After an info-packed day learning about farming near Stettler, it was time to kick my feet up and have a rest before the Taste of the Heartland long table dinner. While I was taking it easy, a few blocks downtown were being turned into a dining room. Though the weather forecast had made it seem like a downpour might put a damper on the festivities, the night turned out to be perfect for dining al fresco.
Taste of the Heartland Long Table Dinner
To begin our evening, we watched two contestants, Audrey Roussel and Stephen Teasdale, prepare appetizers in a Chopped-like contest. Preparing appetizers with 3 “surprise” ingredients for 150 people is a feat I’m not sure I could do. Never fear, they were up to the challenge and barely broke a sweat. Everyone in attendance got to try both appetizers and vote for their favourite. My favourite, a bison slider with caramelized onions and feta by Stephen, won the round. It was delicious!

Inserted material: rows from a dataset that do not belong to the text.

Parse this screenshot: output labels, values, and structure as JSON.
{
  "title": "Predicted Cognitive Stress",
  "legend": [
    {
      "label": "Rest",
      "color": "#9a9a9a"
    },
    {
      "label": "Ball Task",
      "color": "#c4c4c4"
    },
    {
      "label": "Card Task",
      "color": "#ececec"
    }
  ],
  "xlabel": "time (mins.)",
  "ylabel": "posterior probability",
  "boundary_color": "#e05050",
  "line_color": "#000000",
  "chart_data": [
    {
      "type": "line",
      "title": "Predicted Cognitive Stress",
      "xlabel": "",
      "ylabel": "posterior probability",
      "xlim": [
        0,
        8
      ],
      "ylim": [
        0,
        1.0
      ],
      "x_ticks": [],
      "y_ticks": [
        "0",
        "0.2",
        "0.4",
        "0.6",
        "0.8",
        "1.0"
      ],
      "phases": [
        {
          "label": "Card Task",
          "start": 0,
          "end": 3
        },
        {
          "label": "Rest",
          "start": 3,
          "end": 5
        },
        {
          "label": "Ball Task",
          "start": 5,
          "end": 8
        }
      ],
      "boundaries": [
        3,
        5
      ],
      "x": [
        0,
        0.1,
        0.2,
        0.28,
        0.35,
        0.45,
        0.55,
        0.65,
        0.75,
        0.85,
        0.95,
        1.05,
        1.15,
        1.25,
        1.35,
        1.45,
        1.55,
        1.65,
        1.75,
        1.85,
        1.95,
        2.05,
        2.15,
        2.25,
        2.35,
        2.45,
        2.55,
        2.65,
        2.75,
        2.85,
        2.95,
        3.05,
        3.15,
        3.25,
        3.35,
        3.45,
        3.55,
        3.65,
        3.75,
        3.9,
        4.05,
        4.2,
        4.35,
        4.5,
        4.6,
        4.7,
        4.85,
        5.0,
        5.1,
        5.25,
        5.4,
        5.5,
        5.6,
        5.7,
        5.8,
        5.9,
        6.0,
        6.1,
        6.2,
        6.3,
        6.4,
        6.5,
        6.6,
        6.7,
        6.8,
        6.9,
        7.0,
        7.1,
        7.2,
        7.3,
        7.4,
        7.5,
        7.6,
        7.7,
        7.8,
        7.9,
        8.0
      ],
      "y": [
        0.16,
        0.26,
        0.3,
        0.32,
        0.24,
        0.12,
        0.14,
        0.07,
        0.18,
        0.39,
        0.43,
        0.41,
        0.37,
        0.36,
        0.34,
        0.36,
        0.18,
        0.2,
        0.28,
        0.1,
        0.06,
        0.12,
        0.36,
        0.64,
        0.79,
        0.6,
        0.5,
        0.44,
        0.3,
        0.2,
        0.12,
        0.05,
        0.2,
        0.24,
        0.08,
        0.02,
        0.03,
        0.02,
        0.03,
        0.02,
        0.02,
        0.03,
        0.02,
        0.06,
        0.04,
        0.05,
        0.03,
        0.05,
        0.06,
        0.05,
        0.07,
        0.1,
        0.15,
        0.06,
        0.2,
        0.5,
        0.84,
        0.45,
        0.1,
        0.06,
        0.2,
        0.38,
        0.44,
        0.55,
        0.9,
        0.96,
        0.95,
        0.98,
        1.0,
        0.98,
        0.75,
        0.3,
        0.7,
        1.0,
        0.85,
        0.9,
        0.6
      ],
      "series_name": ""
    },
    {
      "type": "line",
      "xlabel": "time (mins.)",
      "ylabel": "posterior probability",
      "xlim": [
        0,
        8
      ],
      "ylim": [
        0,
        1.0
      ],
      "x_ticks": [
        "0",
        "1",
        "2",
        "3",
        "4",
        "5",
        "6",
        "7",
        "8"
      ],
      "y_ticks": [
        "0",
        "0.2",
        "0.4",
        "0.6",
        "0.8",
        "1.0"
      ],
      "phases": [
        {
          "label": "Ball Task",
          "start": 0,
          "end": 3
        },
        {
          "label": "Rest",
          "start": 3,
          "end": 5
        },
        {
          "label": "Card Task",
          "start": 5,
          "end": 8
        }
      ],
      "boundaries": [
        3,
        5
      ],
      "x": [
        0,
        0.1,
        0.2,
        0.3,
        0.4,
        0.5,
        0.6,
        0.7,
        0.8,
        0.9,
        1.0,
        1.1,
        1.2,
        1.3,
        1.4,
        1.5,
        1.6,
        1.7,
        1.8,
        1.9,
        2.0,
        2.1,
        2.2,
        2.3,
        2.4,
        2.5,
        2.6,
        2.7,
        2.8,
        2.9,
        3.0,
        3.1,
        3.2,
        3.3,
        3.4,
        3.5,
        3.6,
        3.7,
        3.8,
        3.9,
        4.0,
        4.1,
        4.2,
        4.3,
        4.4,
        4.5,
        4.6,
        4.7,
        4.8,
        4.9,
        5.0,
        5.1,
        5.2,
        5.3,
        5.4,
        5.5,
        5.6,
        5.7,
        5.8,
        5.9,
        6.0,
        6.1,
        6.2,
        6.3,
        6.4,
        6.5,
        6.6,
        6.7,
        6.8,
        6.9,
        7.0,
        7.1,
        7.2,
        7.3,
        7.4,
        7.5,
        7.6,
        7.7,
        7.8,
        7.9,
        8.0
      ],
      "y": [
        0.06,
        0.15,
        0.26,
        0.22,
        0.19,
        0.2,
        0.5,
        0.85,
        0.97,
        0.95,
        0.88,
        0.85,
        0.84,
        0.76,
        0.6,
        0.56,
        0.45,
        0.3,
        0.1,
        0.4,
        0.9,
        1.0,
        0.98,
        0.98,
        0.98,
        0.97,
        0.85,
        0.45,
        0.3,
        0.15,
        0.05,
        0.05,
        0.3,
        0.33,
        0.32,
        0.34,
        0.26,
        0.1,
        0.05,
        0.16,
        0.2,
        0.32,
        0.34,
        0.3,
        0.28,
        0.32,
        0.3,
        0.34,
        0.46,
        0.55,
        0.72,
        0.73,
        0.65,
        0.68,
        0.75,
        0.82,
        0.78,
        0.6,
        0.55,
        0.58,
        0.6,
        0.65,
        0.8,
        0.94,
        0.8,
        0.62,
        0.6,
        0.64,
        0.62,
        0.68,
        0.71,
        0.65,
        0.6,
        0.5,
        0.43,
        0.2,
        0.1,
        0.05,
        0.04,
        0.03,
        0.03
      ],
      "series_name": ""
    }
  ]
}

Few things are better than dining with new friends under the Alberta skies! Our dinner was prepared by 3 chefs, 2 visiting and 1 a Stettler local. All the dishes included local products to really bring the farm-to-table element home.
Our first course was a Raspberry wine poached beet and goat cheese salad prepared by Chef Shania Scammell of CCR Restaurant and Bar in Consort. You’ll have to believe me when I tell you it looked and tasted delicious. In fact, it was so delicious I didn’t even get a picture. Ooopsie!
Next up was our main course of cherry braised Alberta beef, roasted onion and garlic whipped potatoes with pickled strawberry puree prepared by Chef Steven Brochu of Milk Crate Catering in Edmonton. Alberta Beef never disappoints!
For dessert, we had individual pavlovas topped with Saskatoon berries created by Stettler’s own Brenda Brinson of Brenda’s Cozy Cafe. Nothing says summer on the prairies like Saskatoons! It was the perfect end to a delicious meal.
After dinner was done, there was a dance along Main Street. A great way to finish the day with music, friends and fun.
Over the weekend, I learned that Stettler has a lot to offer visitors and residents alike. The town came together to support their local farmers, extend hospitality to visitors to their town and put on a darn good party. All in all, I think it is just the kind of event every Albertan should do to gain more knowledge about where your (delicious) food comes from! I hope I’ll see you there next year…mark your calendars for August 8, 2020 for next year’s Stettler Farm to Fork Tour and Taste of the Heartland Long Table Dinner!